Accepted for/Published in: JMIR mHealth and uHealth
Date Submitted: Jan 29, 2020
Date Accepted: Apr 26, 2020
Date Submitted to PubMed: May 27, 2020
Mobile Personal Healthcare System for Non-Invasive, Pervasive and Continuous Blood Pressure Monitoring: A Feasibility Study
ABSTRACT
Background:
Smartphone-based blood pressure (BP) monitor using photoplethysmogram (PPG) technology has emerged as a promising approach to empower users with self-monitoring for effective diagnosis and control of hypertension (HT).
Objective:
This study aimed to develop a mobile personal healthcare system for non-invasive, pervasive, and continuous estimation of BP level and variability to be user-friendly to elderly.
Methods:
The proposed approach was integrated by a self-designed cuffless, calibration-free, wireless and wearable PPG-only sensor, and a native purposely-designed smartphone application using multilayer perceptron machine learning techniques from raw signals.
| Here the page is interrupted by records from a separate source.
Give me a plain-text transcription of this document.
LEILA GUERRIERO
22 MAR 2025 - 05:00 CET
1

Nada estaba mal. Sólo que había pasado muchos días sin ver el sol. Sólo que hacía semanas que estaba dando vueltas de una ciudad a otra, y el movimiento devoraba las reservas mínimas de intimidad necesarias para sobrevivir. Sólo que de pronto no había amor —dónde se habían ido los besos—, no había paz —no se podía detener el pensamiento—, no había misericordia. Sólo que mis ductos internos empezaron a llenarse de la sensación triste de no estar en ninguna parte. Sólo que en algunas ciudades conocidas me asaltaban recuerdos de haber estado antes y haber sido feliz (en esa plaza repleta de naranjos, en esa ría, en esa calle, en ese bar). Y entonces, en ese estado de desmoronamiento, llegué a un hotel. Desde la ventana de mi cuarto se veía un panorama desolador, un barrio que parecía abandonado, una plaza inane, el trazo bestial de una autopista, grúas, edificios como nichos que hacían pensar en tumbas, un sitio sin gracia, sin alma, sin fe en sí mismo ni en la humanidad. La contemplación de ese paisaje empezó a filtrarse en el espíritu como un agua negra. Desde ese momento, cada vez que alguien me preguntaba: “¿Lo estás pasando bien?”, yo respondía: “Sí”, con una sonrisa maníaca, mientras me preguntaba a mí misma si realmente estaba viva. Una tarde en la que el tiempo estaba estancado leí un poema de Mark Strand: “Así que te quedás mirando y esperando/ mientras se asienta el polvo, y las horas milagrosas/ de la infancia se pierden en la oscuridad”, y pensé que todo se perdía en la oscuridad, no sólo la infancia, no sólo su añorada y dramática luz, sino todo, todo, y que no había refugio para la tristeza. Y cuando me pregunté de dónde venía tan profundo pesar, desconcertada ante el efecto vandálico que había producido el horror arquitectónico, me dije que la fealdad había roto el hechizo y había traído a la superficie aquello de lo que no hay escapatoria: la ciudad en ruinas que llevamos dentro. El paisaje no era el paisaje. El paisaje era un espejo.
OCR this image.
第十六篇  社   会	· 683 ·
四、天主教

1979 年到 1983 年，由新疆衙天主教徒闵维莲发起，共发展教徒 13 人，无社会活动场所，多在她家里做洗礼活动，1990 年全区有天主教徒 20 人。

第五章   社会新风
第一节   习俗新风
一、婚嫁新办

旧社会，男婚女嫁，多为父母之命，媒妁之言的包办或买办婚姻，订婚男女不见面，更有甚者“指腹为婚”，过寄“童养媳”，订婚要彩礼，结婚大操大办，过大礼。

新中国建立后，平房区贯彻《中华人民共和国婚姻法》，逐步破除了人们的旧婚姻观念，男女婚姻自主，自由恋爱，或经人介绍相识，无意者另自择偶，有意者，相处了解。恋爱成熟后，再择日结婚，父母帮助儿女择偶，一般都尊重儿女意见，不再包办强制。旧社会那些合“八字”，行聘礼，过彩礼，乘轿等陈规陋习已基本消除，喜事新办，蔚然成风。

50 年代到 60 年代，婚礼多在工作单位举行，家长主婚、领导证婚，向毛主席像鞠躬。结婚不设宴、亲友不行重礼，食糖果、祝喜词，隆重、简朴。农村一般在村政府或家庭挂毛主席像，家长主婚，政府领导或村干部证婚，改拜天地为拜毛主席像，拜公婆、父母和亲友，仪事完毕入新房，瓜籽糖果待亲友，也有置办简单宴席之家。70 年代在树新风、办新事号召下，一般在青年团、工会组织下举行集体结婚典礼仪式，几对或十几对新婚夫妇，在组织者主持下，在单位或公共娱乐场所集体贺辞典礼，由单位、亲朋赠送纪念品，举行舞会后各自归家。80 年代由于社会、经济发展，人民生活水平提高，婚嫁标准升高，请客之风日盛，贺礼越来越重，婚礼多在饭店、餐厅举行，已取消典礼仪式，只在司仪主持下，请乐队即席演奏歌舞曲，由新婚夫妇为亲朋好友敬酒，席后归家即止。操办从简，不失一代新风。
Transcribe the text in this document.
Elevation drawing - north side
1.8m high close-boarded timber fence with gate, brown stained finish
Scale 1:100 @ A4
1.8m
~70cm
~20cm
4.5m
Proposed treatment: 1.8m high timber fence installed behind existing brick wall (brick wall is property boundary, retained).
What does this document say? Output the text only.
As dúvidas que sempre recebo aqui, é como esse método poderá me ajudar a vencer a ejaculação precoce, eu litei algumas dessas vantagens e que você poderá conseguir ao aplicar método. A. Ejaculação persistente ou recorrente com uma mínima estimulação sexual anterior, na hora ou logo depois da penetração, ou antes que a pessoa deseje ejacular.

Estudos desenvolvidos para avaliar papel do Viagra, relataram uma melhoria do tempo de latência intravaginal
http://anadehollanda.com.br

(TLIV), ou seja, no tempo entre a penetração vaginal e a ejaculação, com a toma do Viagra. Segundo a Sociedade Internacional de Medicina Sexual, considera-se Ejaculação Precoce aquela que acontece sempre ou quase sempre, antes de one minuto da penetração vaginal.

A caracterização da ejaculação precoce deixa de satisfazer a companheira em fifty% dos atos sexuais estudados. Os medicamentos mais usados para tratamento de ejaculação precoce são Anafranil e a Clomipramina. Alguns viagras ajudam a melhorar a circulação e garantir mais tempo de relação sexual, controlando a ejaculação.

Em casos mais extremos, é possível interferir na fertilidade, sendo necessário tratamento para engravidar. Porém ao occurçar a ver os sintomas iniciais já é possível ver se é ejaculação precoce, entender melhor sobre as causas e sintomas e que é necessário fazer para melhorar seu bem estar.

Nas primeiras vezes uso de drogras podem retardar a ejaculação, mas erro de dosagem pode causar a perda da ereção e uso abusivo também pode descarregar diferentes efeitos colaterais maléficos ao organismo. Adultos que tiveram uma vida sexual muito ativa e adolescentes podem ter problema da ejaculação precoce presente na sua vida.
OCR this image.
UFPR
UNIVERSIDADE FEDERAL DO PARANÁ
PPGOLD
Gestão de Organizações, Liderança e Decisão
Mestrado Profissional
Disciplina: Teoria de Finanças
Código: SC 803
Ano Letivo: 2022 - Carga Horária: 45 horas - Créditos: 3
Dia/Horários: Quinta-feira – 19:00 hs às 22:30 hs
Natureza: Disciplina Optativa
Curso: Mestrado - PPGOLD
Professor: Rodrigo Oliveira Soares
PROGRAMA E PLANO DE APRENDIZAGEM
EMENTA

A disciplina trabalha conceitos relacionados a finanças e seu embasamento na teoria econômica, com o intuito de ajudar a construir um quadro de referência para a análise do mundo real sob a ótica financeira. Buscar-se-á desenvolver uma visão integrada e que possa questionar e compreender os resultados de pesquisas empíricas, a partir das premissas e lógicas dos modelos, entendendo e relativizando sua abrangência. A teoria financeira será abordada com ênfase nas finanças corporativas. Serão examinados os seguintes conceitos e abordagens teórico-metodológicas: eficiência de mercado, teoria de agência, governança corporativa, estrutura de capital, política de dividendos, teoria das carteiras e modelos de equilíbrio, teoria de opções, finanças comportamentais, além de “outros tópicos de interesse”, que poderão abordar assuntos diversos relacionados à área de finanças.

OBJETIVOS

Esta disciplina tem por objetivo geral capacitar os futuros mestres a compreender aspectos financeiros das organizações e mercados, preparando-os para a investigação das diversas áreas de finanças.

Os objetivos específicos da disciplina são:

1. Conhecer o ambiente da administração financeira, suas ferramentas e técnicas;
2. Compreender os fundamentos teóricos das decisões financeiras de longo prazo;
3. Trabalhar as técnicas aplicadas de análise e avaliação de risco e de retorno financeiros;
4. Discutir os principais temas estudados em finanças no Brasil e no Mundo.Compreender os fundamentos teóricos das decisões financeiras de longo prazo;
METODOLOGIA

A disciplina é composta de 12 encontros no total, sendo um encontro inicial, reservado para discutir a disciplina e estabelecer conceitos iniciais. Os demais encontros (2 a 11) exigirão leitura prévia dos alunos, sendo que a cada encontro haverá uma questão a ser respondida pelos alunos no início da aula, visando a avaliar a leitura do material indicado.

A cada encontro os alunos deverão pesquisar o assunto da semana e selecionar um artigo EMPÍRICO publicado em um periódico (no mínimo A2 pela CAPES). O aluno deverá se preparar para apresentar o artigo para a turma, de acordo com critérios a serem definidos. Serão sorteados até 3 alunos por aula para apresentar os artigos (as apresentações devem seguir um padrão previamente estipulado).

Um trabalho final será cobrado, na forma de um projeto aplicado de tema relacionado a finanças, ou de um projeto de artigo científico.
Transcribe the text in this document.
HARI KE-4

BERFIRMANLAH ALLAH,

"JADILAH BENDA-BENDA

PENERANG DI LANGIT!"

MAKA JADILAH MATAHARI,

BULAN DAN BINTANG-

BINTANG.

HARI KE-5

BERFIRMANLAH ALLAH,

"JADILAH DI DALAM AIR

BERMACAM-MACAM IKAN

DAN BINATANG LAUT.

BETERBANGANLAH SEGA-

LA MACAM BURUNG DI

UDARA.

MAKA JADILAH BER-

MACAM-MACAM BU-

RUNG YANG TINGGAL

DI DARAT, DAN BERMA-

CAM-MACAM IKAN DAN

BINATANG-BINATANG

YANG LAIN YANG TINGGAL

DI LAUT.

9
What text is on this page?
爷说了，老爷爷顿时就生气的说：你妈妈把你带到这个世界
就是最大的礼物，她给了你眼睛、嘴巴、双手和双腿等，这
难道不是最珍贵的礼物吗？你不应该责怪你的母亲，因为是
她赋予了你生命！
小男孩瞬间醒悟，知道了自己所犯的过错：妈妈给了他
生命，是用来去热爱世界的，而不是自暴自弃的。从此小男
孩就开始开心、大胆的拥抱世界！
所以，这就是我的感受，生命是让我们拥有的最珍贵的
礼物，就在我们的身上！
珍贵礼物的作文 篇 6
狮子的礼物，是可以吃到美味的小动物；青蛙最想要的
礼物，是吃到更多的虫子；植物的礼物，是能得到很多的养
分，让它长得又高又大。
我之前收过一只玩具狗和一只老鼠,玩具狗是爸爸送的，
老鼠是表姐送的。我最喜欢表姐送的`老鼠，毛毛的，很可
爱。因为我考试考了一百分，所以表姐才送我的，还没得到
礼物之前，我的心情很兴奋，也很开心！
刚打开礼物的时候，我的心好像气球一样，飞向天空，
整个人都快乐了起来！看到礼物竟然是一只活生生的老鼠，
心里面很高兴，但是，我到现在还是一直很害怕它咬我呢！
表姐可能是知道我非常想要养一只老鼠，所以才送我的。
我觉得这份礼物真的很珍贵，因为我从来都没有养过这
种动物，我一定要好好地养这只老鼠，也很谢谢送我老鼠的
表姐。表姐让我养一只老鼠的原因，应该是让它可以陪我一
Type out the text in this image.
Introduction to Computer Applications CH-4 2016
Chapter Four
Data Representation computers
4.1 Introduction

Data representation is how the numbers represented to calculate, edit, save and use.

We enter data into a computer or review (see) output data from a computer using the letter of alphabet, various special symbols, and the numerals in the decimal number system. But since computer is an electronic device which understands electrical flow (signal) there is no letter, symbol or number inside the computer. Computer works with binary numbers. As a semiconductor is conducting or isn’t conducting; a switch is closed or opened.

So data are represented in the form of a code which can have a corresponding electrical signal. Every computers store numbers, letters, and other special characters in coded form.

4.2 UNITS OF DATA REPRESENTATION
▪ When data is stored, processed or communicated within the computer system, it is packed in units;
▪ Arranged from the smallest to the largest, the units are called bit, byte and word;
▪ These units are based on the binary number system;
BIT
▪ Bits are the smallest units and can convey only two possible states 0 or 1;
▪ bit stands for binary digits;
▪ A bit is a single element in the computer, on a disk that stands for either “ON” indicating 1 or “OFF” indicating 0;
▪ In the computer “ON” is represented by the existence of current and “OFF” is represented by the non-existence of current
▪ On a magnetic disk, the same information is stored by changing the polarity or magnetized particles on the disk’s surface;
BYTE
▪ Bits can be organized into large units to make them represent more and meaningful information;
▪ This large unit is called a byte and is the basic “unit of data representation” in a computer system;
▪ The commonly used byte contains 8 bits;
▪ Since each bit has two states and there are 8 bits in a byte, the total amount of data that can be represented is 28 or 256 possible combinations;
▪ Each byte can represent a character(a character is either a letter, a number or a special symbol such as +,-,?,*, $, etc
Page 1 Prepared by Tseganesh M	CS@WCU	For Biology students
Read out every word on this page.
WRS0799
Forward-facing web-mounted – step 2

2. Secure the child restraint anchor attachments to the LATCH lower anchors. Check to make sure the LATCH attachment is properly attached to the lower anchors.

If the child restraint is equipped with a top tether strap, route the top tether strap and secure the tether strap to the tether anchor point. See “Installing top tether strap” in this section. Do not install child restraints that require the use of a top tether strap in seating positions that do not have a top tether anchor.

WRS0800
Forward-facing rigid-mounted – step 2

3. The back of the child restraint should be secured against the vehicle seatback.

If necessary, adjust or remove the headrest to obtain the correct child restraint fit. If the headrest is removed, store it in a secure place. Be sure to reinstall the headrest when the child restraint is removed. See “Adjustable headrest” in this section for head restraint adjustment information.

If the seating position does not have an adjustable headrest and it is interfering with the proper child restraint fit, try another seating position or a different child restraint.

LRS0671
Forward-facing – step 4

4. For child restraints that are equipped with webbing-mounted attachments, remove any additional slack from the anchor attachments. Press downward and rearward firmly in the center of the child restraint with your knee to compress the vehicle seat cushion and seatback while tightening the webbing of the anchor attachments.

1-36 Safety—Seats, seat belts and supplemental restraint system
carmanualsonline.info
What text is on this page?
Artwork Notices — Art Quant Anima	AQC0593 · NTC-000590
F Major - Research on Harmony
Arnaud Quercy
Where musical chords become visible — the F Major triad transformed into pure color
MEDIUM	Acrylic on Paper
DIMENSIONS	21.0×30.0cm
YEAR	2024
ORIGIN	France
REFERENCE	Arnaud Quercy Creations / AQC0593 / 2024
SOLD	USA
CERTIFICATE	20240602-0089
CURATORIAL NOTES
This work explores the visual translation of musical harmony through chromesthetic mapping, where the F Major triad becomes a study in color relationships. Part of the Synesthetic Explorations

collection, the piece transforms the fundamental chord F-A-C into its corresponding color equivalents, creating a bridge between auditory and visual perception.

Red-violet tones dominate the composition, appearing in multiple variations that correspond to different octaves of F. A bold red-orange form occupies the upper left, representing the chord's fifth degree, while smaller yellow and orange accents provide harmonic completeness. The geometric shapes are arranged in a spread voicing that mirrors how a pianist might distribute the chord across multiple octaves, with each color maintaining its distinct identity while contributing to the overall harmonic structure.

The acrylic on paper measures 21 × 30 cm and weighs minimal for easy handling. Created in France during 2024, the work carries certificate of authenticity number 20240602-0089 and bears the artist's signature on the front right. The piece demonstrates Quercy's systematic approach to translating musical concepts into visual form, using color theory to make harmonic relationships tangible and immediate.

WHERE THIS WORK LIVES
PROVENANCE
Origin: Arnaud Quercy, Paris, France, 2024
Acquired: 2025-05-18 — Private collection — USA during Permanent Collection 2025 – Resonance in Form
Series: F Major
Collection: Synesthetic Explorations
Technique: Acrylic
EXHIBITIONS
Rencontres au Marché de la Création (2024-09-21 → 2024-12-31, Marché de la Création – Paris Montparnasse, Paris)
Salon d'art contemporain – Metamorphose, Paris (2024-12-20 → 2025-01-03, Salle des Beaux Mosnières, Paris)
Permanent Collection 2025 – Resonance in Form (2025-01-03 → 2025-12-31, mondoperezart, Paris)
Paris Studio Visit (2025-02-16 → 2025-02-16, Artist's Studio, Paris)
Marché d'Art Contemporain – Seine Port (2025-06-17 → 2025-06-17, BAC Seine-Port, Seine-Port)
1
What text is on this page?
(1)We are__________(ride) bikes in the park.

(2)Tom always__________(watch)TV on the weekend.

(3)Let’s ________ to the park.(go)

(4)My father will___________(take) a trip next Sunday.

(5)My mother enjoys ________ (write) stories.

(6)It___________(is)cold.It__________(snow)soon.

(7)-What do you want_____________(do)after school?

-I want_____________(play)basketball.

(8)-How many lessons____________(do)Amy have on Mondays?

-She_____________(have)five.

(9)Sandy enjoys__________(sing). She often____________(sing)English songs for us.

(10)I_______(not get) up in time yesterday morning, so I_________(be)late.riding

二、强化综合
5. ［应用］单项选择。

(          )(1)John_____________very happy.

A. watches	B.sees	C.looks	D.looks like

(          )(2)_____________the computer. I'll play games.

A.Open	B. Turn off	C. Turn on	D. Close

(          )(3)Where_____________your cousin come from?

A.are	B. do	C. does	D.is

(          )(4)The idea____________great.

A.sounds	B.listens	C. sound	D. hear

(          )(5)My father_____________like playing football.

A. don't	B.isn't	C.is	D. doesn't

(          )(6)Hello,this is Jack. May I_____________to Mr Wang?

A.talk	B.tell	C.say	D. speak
We performed a pilot study with three elder adults (mean age 61.3 ± 1.5 years; 66% women) to test usability and accuracy of the smartphone-based BP monitor.
Results:
The employed artificial neural network (ANN) model performed with high accuracy in terms of predicting the reference BP values of our validation sample (n=150). On average, our approach predicted BP measures with accuracy >90% and correlations >0.90 (P < .0001). Bland-Altman plots showed that most of the errors for BP prediction were less than 10 mmHg.
Conclusions:
With further development and validation, the proposed system could provide a cost-effective strategy to improve the quality and coverage of healthcare, particularly in rural zones, areas lacking physicians, and solitary elderly populations.